The picture above is my daughter Mia's latest masterpiece, "Rainbow Pegasus Jumping Over Pink Unicorn." Recycle bin? Never.


Notes
1. The brilliant writer David Foster Wallace died last week at his home in Los Angeles. One of his trademark writing devices was an extended use of footnotes, used, for one example, to hilarious effect in his famous essay, "A Supposedly Fun Thing I Will Never Do Again." Here is a slowly-loading PDF file of a version of that piece. I'm no D.F. Wallace, far from it, but today I'm borrowing his tangent numbering system for my word clutter.
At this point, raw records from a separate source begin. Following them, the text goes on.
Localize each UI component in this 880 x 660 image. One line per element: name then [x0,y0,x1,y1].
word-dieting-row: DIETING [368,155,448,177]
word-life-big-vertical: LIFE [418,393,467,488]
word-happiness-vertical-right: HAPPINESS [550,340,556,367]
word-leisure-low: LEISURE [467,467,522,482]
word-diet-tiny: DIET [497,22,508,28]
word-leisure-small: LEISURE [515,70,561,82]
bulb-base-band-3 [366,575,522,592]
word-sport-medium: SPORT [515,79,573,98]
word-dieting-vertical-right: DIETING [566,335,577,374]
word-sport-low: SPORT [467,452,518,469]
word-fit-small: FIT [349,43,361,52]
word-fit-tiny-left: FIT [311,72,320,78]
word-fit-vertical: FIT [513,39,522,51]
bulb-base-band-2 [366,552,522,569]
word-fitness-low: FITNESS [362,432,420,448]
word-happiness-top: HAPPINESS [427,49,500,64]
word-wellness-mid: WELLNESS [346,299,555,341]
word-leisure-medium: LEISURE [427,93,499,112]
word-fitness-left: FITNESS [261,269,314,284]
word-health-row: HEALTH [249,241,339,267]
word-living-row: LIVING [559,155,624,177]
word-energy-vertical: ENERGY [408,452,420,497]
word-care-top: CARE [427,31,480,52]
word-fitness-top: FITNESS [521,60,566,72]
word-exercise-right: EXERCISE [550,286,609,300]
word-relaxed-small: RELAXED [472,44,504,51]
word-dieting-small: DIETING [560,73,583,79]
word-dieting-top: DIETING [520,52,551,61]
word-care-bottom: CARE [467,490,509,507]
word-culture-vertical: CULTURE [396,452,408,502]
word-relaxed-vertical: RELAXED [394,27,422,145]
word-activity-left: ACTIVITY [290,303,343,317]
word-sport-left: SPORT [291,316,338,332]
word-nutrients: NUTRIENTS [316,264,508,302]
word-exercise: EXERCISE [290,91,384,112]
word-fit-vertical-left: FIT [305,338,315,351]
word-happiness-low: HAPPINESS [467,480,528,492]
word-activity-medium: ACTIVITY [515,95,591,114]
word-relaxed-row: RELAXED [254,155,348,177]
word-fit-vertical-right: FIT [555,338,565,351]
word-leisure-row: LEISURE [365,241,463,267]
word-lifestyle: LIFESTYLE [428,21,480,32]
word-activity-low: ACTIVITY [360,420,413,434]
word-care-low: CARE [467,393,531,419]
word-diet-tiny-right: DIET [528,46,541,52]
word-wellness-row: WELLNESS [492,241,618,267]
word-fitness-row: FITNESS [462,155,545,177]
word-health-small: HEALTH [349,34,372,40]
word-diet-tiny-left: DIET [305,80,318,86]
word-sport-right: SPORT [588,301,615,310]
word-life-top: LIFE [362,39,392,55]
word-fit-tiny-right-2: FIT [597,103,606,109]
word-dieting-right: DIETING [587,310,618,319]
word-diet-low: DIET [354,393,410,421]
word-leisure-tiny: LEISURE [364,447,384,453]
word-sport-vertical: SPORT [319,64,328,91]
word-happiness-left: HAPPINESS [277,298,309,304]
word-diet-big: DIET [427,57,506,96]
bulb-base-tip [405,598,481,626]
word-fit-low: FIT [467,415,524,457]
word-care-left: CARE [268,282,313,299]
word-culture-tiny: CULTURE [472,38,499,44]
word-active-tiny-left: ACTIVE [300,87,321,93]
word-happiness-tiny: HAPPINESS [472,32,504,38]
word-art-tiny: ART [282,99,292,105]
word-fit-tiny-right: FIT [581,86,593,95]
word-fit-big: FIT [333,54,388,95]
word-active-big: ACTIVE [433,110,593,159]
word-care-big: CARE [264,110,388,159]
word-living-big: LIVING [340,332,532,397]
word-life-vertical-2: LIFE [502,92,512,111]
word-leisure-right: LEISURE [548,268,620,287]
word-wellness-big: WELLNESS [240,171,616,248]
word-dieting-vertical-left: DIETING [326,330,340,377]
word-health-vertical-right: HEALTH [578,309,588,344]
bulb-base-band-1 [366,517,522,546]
2. The assistant of the contractor who is redoing our upstairs bath dropped off the style books this week - several pounds of thick tomes that I would ordinarily call coffee table books, but who would want a picture of a bidet on her coffee table?

In my typically difficult fashion, I told the assistant on the phone, "Well, we want to go totally green with the new bath, so I'm really thinking we would first find the most local, recycled products, and the aesthetics would follow." "Um...okay," the poor woman said, confused. "Um, so do you want me to drop these by anyway?"

3. Today Flylady even inspired me to call up FreeCycle to find a home for two rusty tricycles my kids have outgrown and nineteen glass vases that were gathering dust in the basement. The vase taker even left something in return - a bouquet of dried money plant! How sweet was that?

4. If these were real footnotes and not just a Container Store temporary solution for my asides, I would place here statistical evidence of the social and personal dangers of the clutter-obscured life. Like, say, (I'm making this up, mind you) 47% of all sad people own an excessive amount of Hummel figurines. Or, (this one's my favorite from The Onion), 100% of Americans lead secret lives.

5. But I'll save all that for the therapist.

6. This was when we lived in the Avondale neighborhood of Chicago and you could always count on someone coming by to pick up your stuff. "It's okay?" asked the young woman and her husband who stopped to look at the piece while Randy and I were hauling it out. "It's okay!" I replied. They examined the credenza carefully, then carried it away, to my great satisfaction. Sometimes stuff would disappear by the time you returned to the alley with your second armful. I called it the Chicago Super Secret Pick-Up Service.

7. whose Saugatuck home is immaculate

8. kindly

9. Jonathan Franzen, whose work has been called heavily influenced by David Foster Wallace, ended his novel The Corrections with these words about Enid Lambert, a chronic pack-rat: "...she felt that nothing could kill her hope now, nothing. She was seventy-five and she was going to make some changes in her life."